It's called the Hall effect and, for the first time, physicists have shown that it can be created in magnets without the benefit of a charge current.
In a paper published in this week's edition of the journal Science, UC Santa Barbara's Hosho Katsura, a postdoctoral researcher at the Kavli Institute for Theoretical Physics, and five other co-authors say they have observed a magnon Hall effect in magnets. The Hall effect occurs when a voltage difference is produced across an electrical conductor that runs through an electric current in the conductor, perpendicular to the magnetic field. It was named for Edwin Hall, who discovered it in 1879.
In their study, Katsura and the other scientists say that neutral particles such as phonons and spins can carry heat current and also produce the Hall effect without the usual thermal forces. Katsura did the theoretical research to provide evidence that the Hall effect can be created by spin excitations, also called magnons, in an insulating ferromagnet with a pyrochlore lattice structure.
"What we found is that there is a kind of Hall effect in an insulating magnet," Katsura said. "That is the striking point in this paper." In an earlier study, published in February, Katsura had proposed a mechanism for the Hall effect in quantum magnets. "I constructed a theoretical model in which the magnon Hall effect occurs," Katsura said. The evidence in the new study, he said, supports his theory in the earlier study.

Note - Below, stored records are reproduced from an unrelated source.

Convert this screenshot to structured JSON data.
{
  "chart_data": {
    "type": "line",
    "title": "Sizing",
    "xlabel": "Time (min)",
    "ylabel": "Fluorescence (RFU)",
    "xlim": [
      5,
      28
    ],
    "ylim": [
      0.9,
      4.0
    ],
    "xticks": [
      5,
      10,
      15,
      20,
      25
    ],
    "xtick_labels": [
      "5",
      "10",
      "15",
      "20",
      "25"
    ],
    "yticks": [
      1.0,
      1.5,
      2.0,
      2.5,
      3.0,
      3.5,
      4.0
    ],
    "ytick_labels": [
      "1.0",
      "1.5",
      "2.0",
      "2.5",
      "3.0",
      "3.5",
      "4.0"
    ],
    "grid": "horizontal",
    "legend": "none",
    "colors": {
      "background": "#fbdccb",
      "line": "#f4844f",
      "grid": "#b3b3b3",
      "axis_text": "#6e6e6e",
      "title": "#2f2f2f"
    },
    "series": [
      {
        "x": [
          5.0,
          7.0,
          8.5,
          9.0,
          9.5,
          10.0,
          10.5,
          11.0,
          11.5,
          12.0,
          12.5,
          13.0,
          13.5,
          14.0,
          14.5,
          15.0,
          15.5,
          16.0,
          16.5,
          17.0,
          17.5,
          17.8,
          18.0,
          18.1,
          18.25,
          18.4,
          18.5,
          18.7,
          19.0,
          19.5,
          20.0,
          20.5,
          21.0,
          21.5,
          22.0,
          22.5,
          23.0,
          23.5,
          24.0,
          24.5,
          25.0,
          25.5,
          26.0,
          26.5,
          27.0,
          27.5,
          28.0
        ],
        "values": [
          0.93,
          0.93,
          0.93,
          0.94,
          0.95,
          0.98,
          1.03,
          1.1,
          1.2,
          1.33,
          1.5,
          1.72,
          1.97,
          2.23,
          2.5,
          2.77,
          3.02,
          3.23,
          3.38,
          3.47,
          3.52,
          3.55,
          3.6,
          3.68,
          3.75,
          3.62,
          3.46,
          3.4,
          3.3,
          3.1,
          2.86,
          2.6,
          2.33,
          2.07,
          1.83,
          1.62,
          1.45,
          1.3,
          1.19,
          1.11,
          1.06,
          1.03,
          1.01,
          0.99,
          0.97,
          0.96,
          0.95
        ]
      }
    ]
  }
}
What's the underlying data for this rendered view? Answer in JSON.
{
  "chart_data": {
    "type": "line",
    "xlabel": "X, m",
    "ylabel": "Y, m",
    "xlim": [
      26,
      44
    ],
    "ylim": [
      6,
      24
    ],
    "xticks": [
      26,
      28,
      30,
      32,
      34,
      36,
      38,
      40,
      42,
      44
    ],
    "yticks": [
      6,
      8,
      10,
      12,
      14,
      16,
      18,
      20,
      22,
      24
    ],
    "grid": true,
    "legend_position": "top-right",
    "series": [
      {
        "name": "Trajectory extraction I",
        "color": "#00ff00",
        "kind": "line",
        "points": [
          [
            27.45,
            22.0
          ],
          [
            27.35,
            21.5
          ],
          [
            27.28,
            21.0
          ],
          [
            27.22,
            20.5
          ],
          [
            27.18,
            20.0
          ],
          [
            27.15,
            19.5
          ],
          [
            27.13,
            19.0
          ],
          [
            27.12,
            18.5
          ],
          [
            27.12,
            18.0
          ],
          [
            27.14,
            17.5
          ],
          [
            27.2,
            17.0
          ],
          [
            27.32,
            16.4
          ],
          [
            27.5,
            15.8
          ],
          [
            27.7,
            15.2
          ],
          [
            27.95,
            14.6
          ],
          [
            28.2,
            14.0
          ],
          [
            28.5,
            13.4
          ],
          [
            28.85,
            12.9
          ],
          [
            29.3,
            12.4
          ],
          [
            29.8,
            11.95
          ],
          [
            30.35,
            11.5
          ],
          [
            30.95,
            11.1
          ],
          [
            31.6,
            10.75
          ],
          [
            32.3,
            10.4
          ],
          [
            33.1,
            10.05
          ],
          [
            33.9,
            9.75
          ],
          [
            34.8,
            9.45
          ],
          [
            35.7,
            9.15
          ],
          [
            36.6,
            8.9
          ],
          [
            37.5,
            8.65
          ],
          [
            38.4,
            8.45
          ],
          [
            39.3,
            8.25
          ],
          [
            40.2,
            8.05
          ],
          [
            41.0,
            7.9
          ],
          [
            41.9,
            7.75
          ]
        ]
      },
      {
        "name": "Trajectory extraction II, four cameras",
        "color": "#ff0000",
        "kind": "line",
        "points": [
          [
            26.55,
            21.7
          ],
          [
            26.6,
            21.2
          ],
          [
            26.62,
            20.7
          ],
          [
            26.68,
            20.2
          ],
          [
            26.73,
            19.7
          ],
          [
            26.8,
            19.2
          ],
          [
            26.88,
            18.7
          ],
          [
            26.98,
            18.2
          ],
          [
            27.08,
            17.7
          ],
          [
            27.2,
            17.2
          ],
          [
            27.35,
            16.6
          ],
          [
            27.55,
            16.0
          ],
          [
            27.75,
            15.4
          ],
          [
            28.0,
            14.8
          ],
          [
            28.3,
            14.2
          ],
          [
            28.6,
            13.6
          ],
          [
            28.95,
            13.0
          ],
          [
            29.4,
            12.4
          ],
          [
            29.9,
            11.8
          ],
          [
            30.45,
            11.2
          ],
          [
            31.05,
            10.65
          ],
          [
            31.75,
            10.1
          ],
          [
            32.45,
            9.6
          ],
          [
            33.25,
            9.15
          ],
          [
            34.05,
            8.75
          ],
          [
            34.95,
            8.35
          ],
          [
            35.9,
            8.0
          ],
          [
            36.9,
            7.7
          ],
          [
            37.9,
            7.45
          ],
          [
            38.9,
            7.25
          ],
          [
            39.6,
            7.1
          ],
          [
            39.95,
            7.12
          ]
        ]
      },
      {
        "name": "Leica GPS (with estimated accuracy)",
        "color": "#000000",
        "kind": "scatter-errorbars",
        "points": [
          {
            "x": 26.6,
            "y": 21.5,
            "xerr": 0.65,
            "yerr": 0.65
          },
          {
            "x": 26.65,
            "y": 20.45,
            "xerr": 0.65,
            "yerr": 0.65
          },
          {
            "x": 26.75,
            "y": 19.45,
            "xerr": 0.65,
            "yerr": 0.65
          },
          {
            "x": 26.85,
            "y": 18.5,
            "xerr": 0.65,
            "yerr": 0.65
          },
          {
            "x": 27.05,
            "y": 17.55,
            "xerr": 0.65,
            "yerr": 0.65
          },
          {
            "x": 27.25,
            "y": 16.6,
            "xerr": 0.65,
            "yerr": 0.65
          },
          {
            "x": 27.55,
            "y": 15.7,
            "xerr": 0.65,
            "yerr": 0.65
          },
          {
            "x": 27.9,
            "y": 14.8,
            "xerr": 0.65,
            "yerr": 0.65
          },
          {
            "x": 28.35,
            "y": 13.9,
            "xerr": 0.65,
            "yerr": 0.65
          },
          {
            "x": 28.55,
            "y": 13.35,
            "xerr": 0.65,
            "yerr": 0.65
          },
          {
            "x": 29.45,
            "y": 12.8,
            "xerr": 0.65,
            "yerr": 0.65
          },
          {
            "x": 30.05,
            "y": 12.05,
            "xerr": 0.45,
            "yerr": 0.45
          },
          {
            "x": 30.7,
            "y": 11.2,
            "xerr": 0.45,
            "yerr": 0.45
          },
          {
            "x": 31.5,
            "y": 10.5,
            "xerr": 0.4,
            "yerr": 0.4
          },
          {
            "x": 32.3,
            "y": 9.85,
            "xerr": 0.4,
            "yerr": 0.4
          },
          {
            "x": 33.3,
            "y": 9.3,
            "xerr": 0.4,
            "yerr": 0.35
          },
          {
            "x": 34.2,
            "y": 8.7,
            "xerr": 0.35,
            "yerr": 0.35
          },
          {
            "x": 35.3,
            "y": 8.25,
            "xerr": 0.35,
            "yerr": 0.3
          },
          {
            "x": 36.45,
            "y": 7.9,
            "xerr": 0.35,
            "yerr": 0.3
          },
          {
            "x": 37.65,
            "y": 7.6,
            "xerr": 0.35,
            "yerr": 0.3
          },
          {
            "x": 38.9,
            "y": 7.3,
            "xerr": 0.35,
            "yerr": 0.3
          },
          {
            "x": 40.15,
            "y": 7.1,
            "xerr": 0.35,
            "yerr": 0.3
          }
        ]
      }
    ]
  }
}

Katsura said the new study is an important step in spintronics research. "Many people are now interested in spintronics, which means you can control the spin of electrons," Katsura said. "Up to now, charge current has been used in all electronic devices, since it's easy to control. But this charge current generates heat and prevents further development. So people want to create and control spin current, which is not a charge current but the flow of spin. Usually, people are studying semiconductor systems. Here we are studying a completely different system, using insulating magnets. This opens a new way to study spintronics."
Other co-authors on the current study are Y. Onose, T. Ideue, Y. Shiomi, N. Nagaosa, and Y. Tokura, all from the University of Tokyo.